What is the difference? Ooo, the difference between Lord Aapachita and Lord Aarya Matha is huge. But that is beside the point because you can read their respective philosophies and zaastras (legalities) and what their implications would entail to the sweetmeat business from world-wide antara-sangha sutras.
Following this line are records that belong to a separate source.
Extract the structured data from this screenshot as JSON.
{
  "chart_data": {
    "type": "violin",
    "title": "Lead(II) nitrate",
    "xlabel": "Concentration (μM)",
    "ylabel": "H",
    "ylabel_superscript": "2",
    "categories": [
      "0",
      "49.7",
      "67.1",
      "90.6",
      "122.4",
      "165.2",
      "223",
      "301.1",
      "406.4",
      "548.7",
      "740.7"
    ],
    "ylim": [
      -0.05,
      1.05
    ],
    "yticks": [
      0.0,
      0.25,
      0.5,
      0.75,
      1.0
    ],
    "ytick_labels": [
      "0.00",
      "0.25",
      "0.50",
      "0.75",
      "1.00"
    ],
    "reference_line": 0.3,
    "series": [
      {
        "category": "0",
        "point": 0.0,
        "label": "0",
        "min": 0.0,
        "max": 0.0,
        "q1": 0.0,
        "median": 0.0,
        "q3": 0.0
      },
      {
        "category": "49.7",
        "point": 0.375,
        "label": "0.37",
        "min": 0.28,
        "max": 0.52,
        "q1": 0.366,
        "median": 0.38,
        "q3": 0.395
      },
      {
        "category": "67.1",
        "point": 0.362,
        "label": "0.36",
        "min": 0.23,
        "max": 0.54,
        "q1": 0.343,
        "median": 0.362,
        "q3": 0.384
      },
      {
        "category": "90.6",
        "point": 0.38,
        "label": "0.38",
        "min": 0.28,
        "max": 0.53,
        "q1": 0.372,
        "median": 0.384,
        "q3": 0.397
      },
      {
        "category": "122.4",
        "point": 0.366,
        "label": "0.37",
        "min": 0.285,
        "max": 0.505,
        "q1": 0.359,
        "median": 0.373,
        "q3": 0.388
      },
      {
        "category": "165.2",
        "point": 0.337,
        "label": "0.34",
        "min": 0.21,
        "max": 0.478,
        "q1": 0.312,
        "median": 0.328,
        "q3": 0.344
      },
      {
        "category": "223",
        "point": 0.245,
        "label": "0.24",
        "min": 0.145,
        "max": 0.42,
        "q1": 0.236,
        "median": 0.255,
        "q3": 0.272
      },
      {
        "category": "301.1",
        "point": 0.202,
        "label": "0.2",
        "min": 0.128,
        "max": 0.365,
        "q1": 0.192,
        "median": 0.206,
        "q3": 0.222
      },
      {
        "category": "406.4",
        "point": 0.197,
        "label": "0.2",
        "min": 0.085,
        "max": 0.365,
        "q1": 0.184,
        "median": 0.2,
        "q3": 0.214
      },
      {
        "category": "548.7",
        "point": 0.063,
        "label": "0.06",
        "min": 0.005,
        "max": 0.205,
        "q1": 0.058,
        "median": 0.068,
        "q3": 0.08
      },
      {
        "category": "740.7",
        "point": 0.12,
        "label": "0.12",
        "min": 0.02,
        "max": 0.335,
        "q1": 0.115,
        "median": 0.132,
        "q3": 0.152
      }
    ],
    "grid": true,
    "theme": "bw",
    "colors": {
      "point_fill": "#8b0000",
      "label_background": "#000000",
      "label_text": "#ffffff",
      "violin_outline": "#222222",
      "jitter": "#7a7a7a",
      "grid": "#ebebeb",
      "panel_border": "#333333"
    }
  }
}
The point is ...
Well, the point is, Aarya Agatha has appeared to the known civilised world as an immature untrustworthy greedy business partner.
There was an uproarious uproar within the known civilised world - from Arabia and Ethiopia, to Constantinople, to Baghdad, to China, to Java and Sumatera and to Langka and even Madagascar and Tasmania.
To make matters worse, he declared, "Y'all are a bunch of wimps like puppets in a Javanese wayang opera."
To which, Zamdhiji protested, "Discussing the difference between Lord Aapachita and Lord Aarya Matha and their extreme implications to our business is nothing close to being puppets in a Javanese wayang opera."
To which, Aarya Agatha would shoot back, "True, true - but, but the way y'all whine about it is like being unprofessional puppets in a Javanese wayang opera." Like as though, "y'all could have silently come to my matha (meditation stall) and we could have discussed over it with chai and English muffins, and then I might graciously consider your proposals."
Well, we never knew that puppets in Javanese wayang operas could in any miraculous ways act professionally, did we? Which is also beside the point.
OK, end of debate. Zamdhiji and his collaborators decided - to naraka (hell) with Agathaa Karya, "We come up with Samartha Karya Sri-Moogli Madhura Sutra." A smarter recipe with Moogle's sweetness. Yes, indeed, next time we would be smarter than to fall into deceitful business dealings - I guess that is why they prefixed their new recipe with "Samartha".
Though Samartha is a Sanskrit word, incidentally, people ought to know that Shmarta in Hebrew has an implication of "being watchful and observant".